In Defense of Obsessive Coverage of Outside Group Spending
Democrats have raised more money than Republicans, as stories in both The New York Times and Politico point out today. It’s no secret among those tracking political spending, but the news could come as a surprise to some readers who have closely followed the coverage of reporters (including yours truly) of the rise of outside groups making large independent expenditures in the midterm elections. I’ve taken pains to note, when appropriate, that while GOP-leaning outside groups are outspending Democrat-leaning groups by as much as 6 to 1, those margins are merely offsetting the big advantage Democrats hold this year when it comes to traditional candidate and party fundraising.
But coming up with overall spending totals is not an easy or foolproof task. Individual candidate reports (which track the kind of fundraising that Democrats are leading in) only cover their efforts through mid-October, notes the Times, while issue advertisements (which Republican-backing groups like the U.S. Chamber of Commerce are spending loads of money on) only have to be reported to the Federal Election Commission in the last 60 days before an election.

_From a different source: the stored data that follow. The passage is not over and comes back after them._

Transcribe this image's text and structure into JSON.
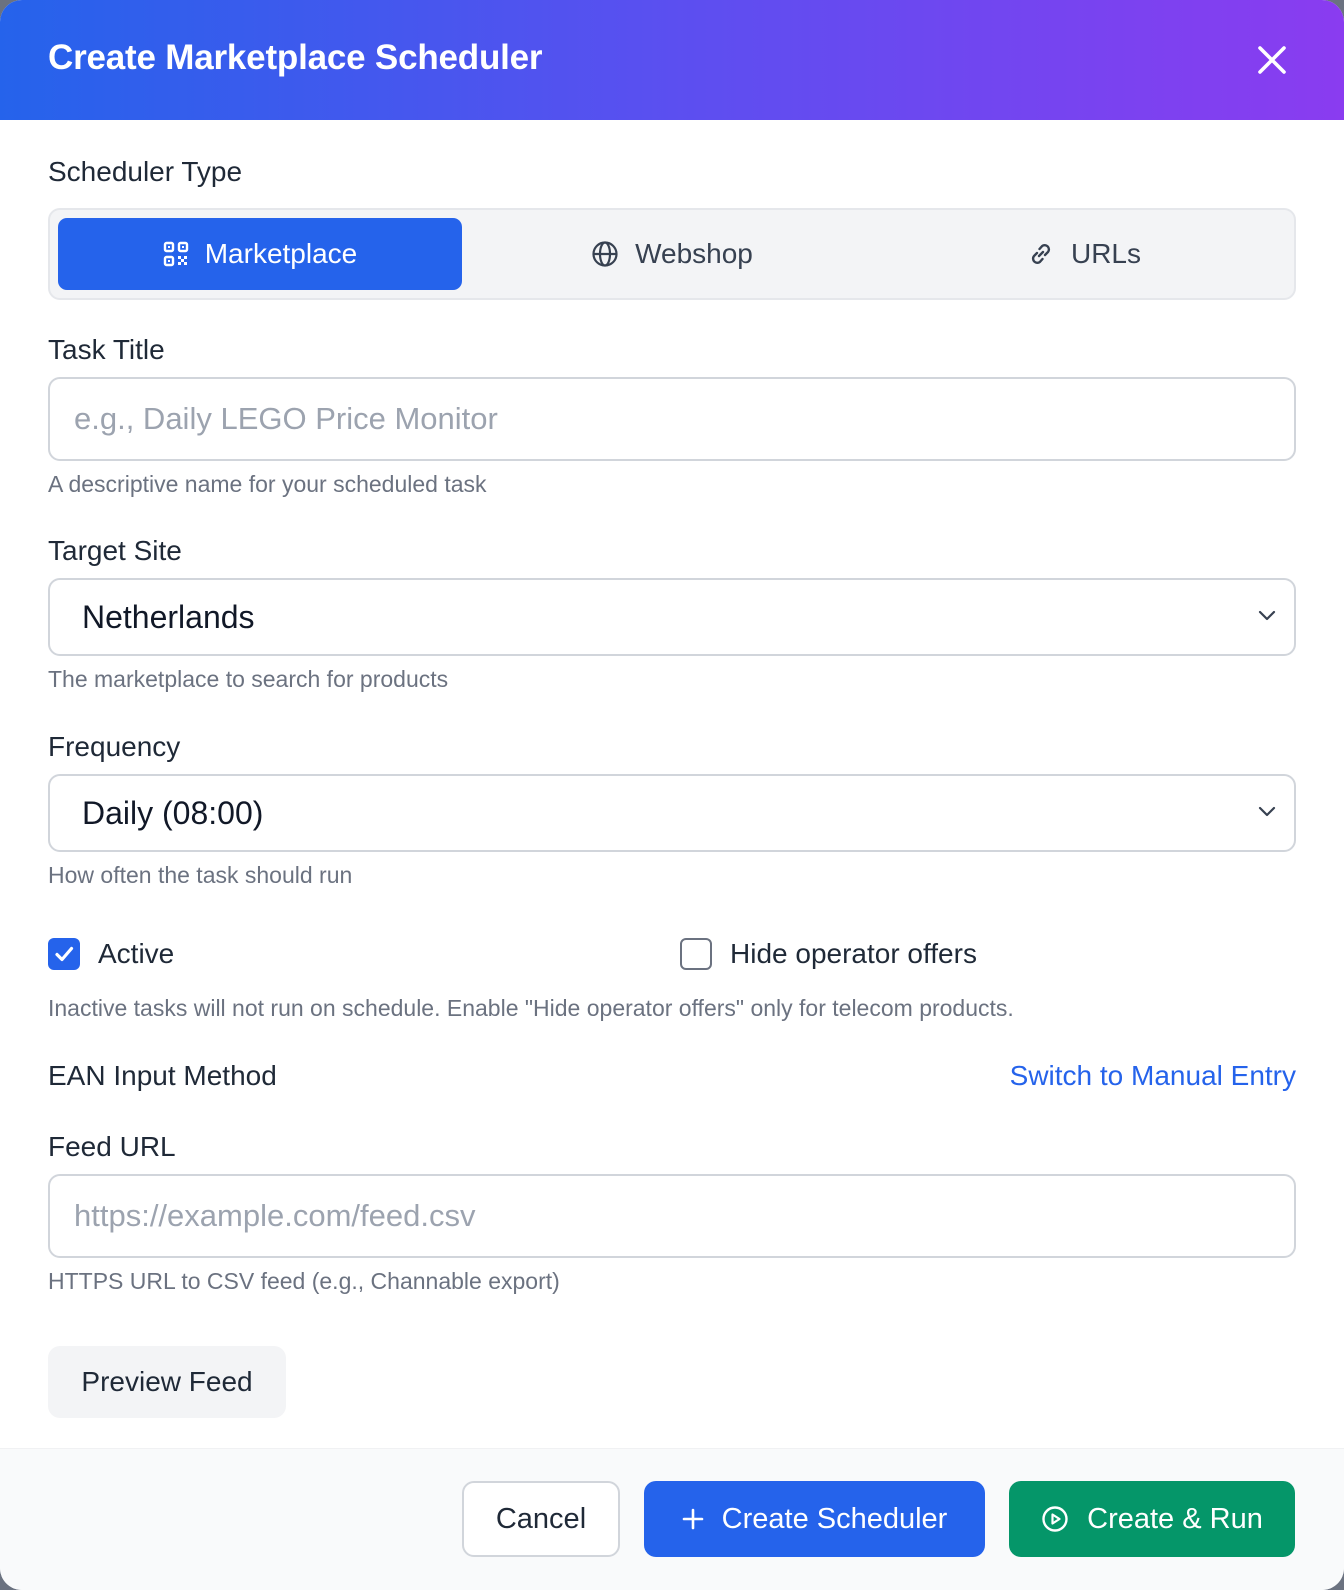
{
  "header": {
    "title": "Create Marketplace Scheduler",
    "close_icon": "close-icon"
  },
  "scheduler_type": {
    "label": "Scheduler Type",
    "options": [
      {
        "label": "Marketplace",
        "icon": "qr-grid-icon",
        "selected": true
      },
      {
        "label": "Webshop",
        "icon": "globe-icon",
        "selected": false
      },
      {
        "label": "URLs",
        "icon": "link-icon",
        "selected": false
      }
    ]
  },
  "task_title": {
    "label": "Task Title",
    "value": "",
    "placeholder": "e.g., Daily LEGO Price Monitor",
    "help": "A descriptive name for your scheduled task"
  },
  "target_site": {
    "label": "Target Site",
    "value": "Netherlands",
    "help": "The marketplace to search for products"
  },
  "frequency": {
    "label": "Frequency",
    "value": "Daily (08:00)",
    "help": "How often the task should run"
  },
  "options": {
    "active": {
      "label": "Active",
      "checked": true
    },
    "hide_operator_offers": {
      "label": "Hide operator offers",
      "checked": false
    },
    "help": "Inactive tasks will not run on schedule. Enable \"Hide operator offers\" only for telecom products."
  },
  "ean_input": {
    "label": "EAN Input Method",
    "switch_link": "Switch to Manual Entry"
  },
  "feed_url": {
    "label": "Feed URL",
    "value": "",
    "placeholder": "https://example.com/feed.csv",
    "help": "HTTPS URL to CSV feed (e.g., Channable export)",
    "preview_button": "Preview Feed"
  },
  "footer": {
    "cancel": "Cancel",
    "create": "Create Scheduler",
    "create_run": "Create & Run"
  },
  "colors": {
    "primary": "#2563eb",
    "success": "#059669",
    "header_gradient_start": "#2563eb",
    "header_gradient_end": "#8a3cf0"
  }
}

Regardless, outside spending is still worth focusing on for a number of reasons. For one, it is new money — not just in the sense that it is a new phenomenon (though it is, in part), but in the sense that much of it can be considered additional to the money that traditionally flows into campaigns. That’s because Section 501(c) nonprofits and Super PACs have become outlets for wealthy donors and corporations whose contributions would in the past have been capped at $2,400 per candidate and $30,400 for the national parties. In other words, the $7 million donated by homebuilder Bob Perry to the conservative group American Crossroads to advocate directly on behalf of federal candidates would not have been money spent in a previous election cycle.
Second, the money spent by outside groups hasn’t been spread out evenly. It’s not surprising that in a year when Democrats dominate both chambers of Congress, their individual candidates would collectively raise more money than their relatively unknown Republican challengers. Yet when it comes to key contests, outside interest groups have been able to pour money into races at an unheard-of pace, spending nearly $25 million in the Senate race in Colorado and $17.5 million in the one in Pennsylvania, for instance.
This kind of spending has almost invariably favored Republicans, and it’s even more pronounced in a number of House races, where a few hundred thousand dollars can make a big difference:
For instance, the war on the airwaves in the district of embattled Democratic freshman Rep. Ann Kirkpatrick in Arizona is essentially between Kirkpatrick and three outside groups who have spent a combined $1.4 million attacking her. Her opponent, Paul Gosar, has only put up $200,000 worth of ads.
“Fact-checking our opponent is a full-time job, but we’ve spent even more time fact-checking his special interest backers,” said Carmen Gallus, Kirkpatrick’s campaign manager. “These outside groups are not being held accountable for coming in and lying to the folks in our district.”